Sementara Salafi Arab Saudi dihadapkan pada kenyataan lain. Mereka sibuk bertempur dengan saudara seagama. Secara eksternal dan dengan diback-up Inggris, mereka berperang melawan Dinasti Ustmani. Pada tingkat internal mereka keasyikan melakukan purifikasi akidah dan memberantas tarekat-tarekat sufi yang saat itu berkembang pesat di Arab Saudi. Latar belakang inilah mungkin yang kemudian bisa menjelaskan kenapa kelompok salafi Arab Saudi sangat keras: berpikir sempit dan kolot.
Dasar-Dasar Pemikiran Salafi-Wahabi
Apresiasi kita sama Wahabi yang sangat peduli dengan laku sunah, otentifikasi sanad hadis, purifikasi akidah dengan memberantas bid'ah-bid'ah, tak bisa menghapus kesan kuat, bahwa secara umum, baik dalam bidang pemikiran, keagamaan, sosial dan politik sebagian orang yang berafiliasi kepada Wahabi banyak mengadopsi pendapat-pendapat keras-kaku. Mulai dari mengharamkan sistem demokrasi, sistem partai, konsep nation-state, kepemimpinan wanita –bahkan wanita tidak boleh menyetir mobil sendiri, membid'ahkan maulid Nabi, ziarah kubur, zikir jama'ah, anti sufi sampai fatwa haram menggunakan sendok makan (lihat misalnya fatwa salah satu tokoh Salafi-Wahabi Yaman, Syeikh Muqbil dalam bukunya: as-Shawaiq Fi Tahrim Malaiq atau Halilintar: Tentang Haramnya Memakai Sendok.
Mencermati daftar permasalahan-permasalahan yang disesatkan-dibid'ahkan oleh mereka, maka kita akan berkesimpulan, bahwa kebanyakan daftar itu masuk wilayah mukhtaf fihi: suatu wilayah yang masih dan akan selalu diperdebatkan karena berangkat dari dalil yang tidak qath'i ats-tsubut wa ad-dilalah atau tidak ada ijma ulama. Sebetulnya sikap ulama klasik sudah sangat jelas dan bijak, bahwa dalam wilayah yang masih mukhtalaf fihi, siapa pun tidak boleh memaksakan pendapatnya. Karena akan terjebak pada fanatisme bermazhab dan perpecahan seperti sekarang ini. Semua orang bebas dengan pilihannya.
Pertanyaannya: apa gerangan yang menyebabkan konsentrasi mayoritas dari mereka tersedot pada hal-hal yang masih diperdebatkan? Apa yang membuat mereka seolah lupa bahwa masalah pokok umat Islam sekarang adalah kemiskinan, ketinggalan dalam bidang pendidikan, hi-tech dan bidang primer lainnya?

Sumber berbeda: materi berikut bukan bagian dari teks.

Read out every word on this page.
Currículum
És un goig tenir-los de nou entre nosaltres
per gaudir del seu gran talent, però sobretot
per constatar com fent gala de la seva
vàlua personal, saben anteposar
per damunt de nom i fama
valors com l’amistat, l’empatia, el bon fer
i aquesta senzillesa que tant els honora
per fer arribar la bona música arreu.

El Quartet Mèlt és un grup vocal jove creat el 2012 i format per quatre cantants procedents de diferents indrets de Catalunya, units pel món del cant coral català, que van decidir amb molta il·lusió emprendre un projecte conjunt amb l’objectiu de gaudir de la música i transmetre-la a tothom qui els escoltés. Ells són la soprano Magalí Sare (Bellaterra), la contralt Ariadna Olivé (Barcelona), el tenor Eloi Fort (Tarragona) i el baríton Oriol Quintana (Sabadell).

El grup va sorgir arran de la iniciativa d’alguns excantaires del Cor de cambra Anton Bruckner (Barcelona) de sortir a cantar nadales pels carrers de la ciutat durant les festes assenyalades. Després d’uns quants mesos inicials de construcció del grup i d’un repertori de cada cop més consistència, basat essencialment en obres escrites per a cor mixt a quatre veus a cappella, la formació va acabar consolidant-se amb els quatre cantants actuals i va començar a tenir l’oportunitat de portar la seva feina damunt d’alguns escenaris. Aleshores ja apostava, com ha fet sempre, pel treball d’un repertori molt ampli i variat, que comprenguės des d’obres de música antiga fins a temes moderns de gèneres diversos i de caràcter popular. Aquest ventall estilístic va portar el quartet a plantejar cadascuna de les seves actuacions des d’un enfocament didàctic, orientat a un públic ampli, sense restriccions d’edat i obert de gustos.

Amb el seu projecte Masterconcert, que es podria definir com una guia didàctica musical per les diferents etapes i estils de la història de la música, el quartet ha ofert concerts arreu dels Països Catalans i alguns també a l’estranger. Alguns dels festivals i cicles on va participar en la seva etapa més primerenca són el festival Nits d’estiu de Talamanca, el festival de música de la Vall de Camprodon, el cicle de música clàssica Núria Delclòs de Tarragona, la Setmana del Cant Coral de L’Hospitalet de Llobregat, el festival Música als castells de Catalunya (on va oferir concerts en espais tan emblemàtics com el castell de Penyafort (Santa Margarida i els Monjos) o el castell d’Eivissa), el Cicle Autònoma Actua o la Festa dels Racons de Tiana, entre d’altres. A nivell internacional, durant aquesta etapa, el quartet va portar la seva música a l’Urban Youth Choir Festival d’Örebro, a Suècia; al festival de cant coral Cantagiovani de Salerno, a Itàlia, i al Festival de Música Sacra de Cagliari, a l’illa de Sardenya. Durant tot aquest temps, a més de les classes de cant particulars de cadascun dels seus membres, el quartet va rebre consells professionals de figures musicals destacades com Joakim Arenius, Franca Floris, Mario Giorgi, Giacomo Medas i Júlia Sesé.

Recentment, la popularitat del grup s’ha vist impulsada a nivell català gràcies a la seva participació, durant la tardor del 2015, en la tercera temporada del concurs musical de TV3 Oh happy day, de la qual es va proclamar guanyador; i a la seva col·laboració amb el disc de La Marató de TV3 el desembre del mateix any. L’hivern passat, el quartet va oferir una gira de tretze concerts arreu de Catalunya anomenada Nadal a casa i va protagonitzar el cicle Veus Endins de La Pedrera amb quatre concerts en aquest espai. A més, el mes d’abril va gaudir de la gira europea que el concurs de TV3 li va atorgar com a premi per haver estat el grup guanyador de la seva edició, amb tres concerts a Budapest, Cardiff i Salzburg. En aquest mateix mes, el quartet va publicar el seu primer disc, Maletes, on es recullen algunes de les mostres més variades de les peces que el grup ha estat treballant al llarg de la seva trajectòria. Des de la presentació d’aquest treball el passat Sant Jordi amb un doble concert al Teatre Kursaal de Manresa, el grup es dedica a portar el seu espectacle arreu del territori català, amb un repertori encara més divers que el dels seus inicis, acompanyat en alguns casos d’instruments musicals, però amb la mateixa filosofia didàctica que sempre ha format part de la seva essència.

Realitas di atas terjadi karena dasar pemikiran mereka banyak berlandaskan pada, diantaranya:
1. Ada pembalikan skala prioritas pada cara berpikir dan bertindaknya. Misalnya, mereka lebih memilih meneriakan slogan bid'ah-sesat pada orang yang merayakan acara maulid, ziarah kubur, dll yang hukumnya masih mukhtaf fihi, walapun berpotensi mengancam persatuan umat. Karena jelas sikap keras itu akan menimbulkan ketersinggungan dan menimbulkan aksi balas yang kontra-produktif.
2. Dalam bidang pengetahuan agama, mereka terlalu konsen dengan menghafalkan tumpukan matan-syarah kitab, dan sibuk dengan fikih furu'iyah yang sering tidak di bandingi dengan pengetahuan kontemporer, sehingga yang terjadi adalah keluarnya fatwa-fatwa keras pada soal khilafiyah yang sering bertabrakan dengan kemaslahatan umat.
3. Menutup pintu kebenaran dari pendapat orang lain. Seolah yang benar hanya dirinya saja. Efeknya mereka menekan orang lain untuk ikut pendapatnya. Bahkan sebagian dari mereka tak segan untuk menyesatkan ulama yang berfatwa kebalikan dari pendapatnya. Lihat misalnya kasus yang menimpa pengarang buku best seller, La Tahzan, Dr. 'Aidh al-Qarni yang dikecam habis gara-gara berfatwa wanita boleh tak memakai cadar dan boleh ikut pemilu. Hal yang sama juga pernah menimpa almarhum Syeikh Ghazali dan Syeikh Qaradhawi.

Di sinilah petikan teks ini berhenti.